For the most successful restaurants, shift changes run like clockwork. But for many establishments, they can be a nightmare. It’s during shift changes that prep work gets completed, the majority of cleaning takes place, and the scheduling and cash register counts get handled. If all goes smoothly, your next shift’s staff will have everything they need to start their work. And if not, the disruption could have a domino effect on the efficiency of the rest of your night. Below are six helpful tips to ensure that shift changes indeed go smoothly.
1. Be prepared and keep a schedule.
One of the best ways to run an orderly shift change is to keep a checklist and written process. Make sure every element from the beginning to end of the particular shift is listed. It’s the manager on duty’s responsibility to check that all food orders have been delivered, all cleaning tasks have been handled, and all side work/prep has been completed successfully. Sometimes managers might give servers permission to leave early, but it’s important to make sure they still understand there are closing duties to complete before they leave.
Be aware: some “deep cleaning” work only has to be done periodically, like once a week or once every month. This can include sanitizing the walls, cleaning and refilling the salt and pepper shakers, and dusting ceiling fans. When it comes to deep cleaning, it’s still important to make time in the schedule for those tasks instead of assuming they’ll get done eventually.

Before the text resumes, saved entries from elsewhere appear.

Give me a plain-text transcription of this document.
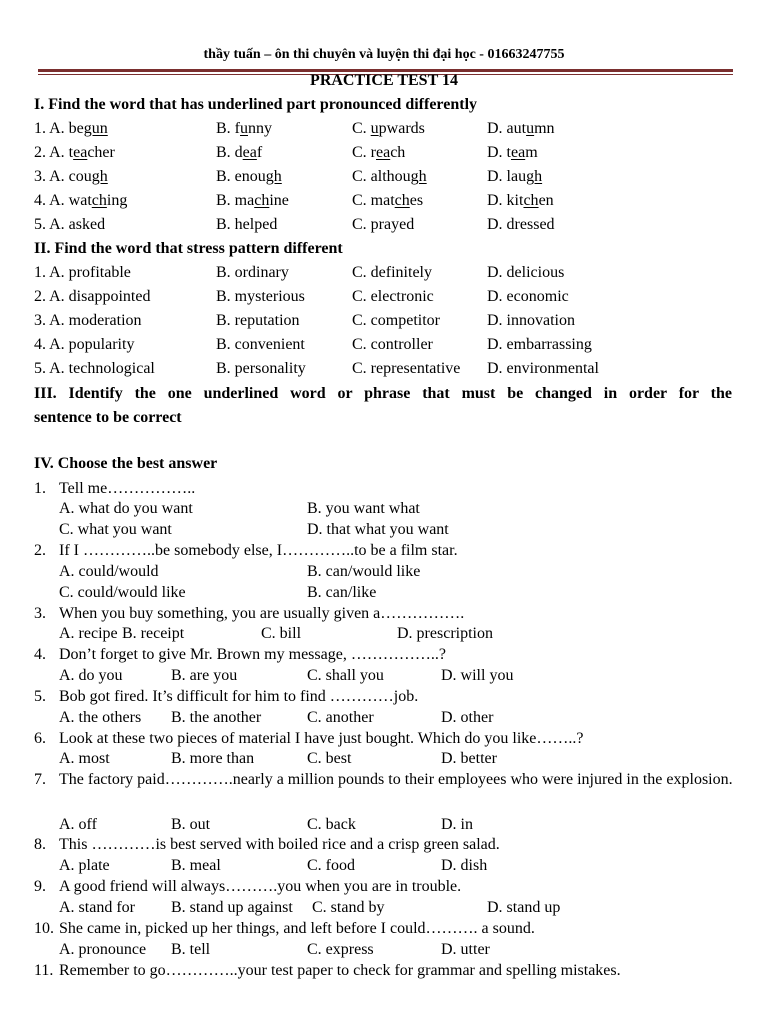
thầy tuấn – ôn thi chuyên và luyện thi đại học - 01663247755
PRACTICE TEST 14
I. Find the word that has underlined part pronounced differently
1. A. begun	B. funny	C. upwards	D. autumn
2. A. teacher	B. deaf	C. reach	D. team
3. A. cough	B. enough	C. although	D. laugh
4. A. watching	B. machine	C. matches	D. kitchen
5. A. asked	B. helped	C. prayed	D. dressed
II. Find the word that stress pattern different
1. A. profitable	B. ordinary	C. definitely	D. delicious
2. A. disappointed	B. mysterious	C. electronic	D. economic
3. A. moderation	B. reputation	C. competitor	D. innovation
4. A. popularity	B. convenient	C. controller	D. embarrassing
5. A. technological	B. personality	C. representative D. environmental
III. Identify the one underlined word or phrase that must be changed in order for the
sentence to be correct
IV. Choose the best answer
1. Tell me……………..
A. what do you want	B. you want what
C. what you want	D. that what you want
2. If I …………..be somebody else, I…………..to be a film star.
A. could/would	B. can/would like
C. could/would like	B. can/like
3. When you buy something, you are usually given a…………….
A. recipe B. receipt	C. bill	D. prescription
4. Don’t forget to give Mr. Brown my message, ……………..?
A. do you	B. are you	C. shall you	D. will you
5. Bob got fired. It’s difficult for him to find …………job.
A. the others B. the another	C. another	D. other
6. Look at these two pieces of material I have just bought. Which do you like……..?
A. most	B. more than	C. best	D. better
7. The factory paid………….nearly a million pounds to their employees who were injured in the explosion.
A. off	B. out	C. back	D. in
8. This …………is best served with boiled rice and a crisp green salad.
A. plate	B. meal	C. food	D. dish
9. A good friend will always……….you when you are in trouble.
A. stand for B. stand up against C. stand by	D. stand up
10. She came in, picked up her things, and left before I could………. a sound.
A. pronounce B. tell	C. express	D. utter
11. Remember to go…………..your test paper to check for grammar and spelling mistakes.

2. Conduct shift meetings.
They only have to be five to ten minutes, but making meetings part of your pre-service schedule ensures that everyone working that shift is on the same page. This is a time to let employees know about any process changes, announce company news, discuss upselling and short inventory items, or bring attention to a staff person’s good work in past shifts. Shift meetings also allow servers to ask any questions before service begins; this avoids these questions slowing down your dining room or kitchen during the middle of the shift when all supervisors are busy.
3. Hold each employee accountable.
At the shift change, just like at every part of the shift, each employee should be held responsible for their specific duties in the restaurant. If an end-of-the-night task isn’t completed, the morning shift will have to pick up the slack. This is unfair to the later staff (who have their own pre-shift responsibilities to complete) and can cause bitterness towards both the earlier staff and you as a leader. Make sure everyone completes their start and end shift responsibilities.
Just as importantly, you should be involved in these tasks. While assigning tasks is an important part of the job, don’t just give orders – show your employees you’re willing to get your hands dirty and work with them to get the work done. That’s the best way to keep your staff motivated, even at the end of a long night.
4. Consistently train for shift changes.
Shift changes should absolutely be part of your training when bringing on a new employee. From the very first day of their employment with you, servers should be taught the exact procedure for starting and finishing a shift, whether that means opening the restaurant or closing it. Periodical retraining is also a key factor in having shift changes run smoothly. Refreshing everyone on these procedures ensures any misinformation from past training (or from their past employers) is corrected and help servers feel more confident in what they’re doing.
5. Avoid closing early.
It can be tempting for servers and managers alike to get all the closing tasks done towards the end of service so the staff can all go home right when you lock up. However, this can be a problem when you have late night customers trying to come in and order just before closing. Not only can shuttering early make you miss out on one last order (and profit) for the night, but it could also lead to a bad reputation for your establishment.
If your dining room is not too busy, some employees can take care of certain closing tasks — outside of the customers’ view — but you should keep the same level of service to the very last minute of your operating hours. That means do not put up chairs or begin end-of-the-night cleaning until those last customers have exited.
6. Give positive feedback on changing shifts.
Shift change tasks can be the most unrewarding part of the job for many servers, especially if their manager doesn’t appreciate the day-to-day work the employees do to ensure everything runs smoothly. Keep an eye out for front-of-the-house super-stars doing good work during shift changes and write it down. After you’ve taken note of an employee more than once, let them know you’ve noticed their attention to detail and diligence. Be specific about what you noticed them doing well. Even just a kind word about their ongoing work can be rewarding.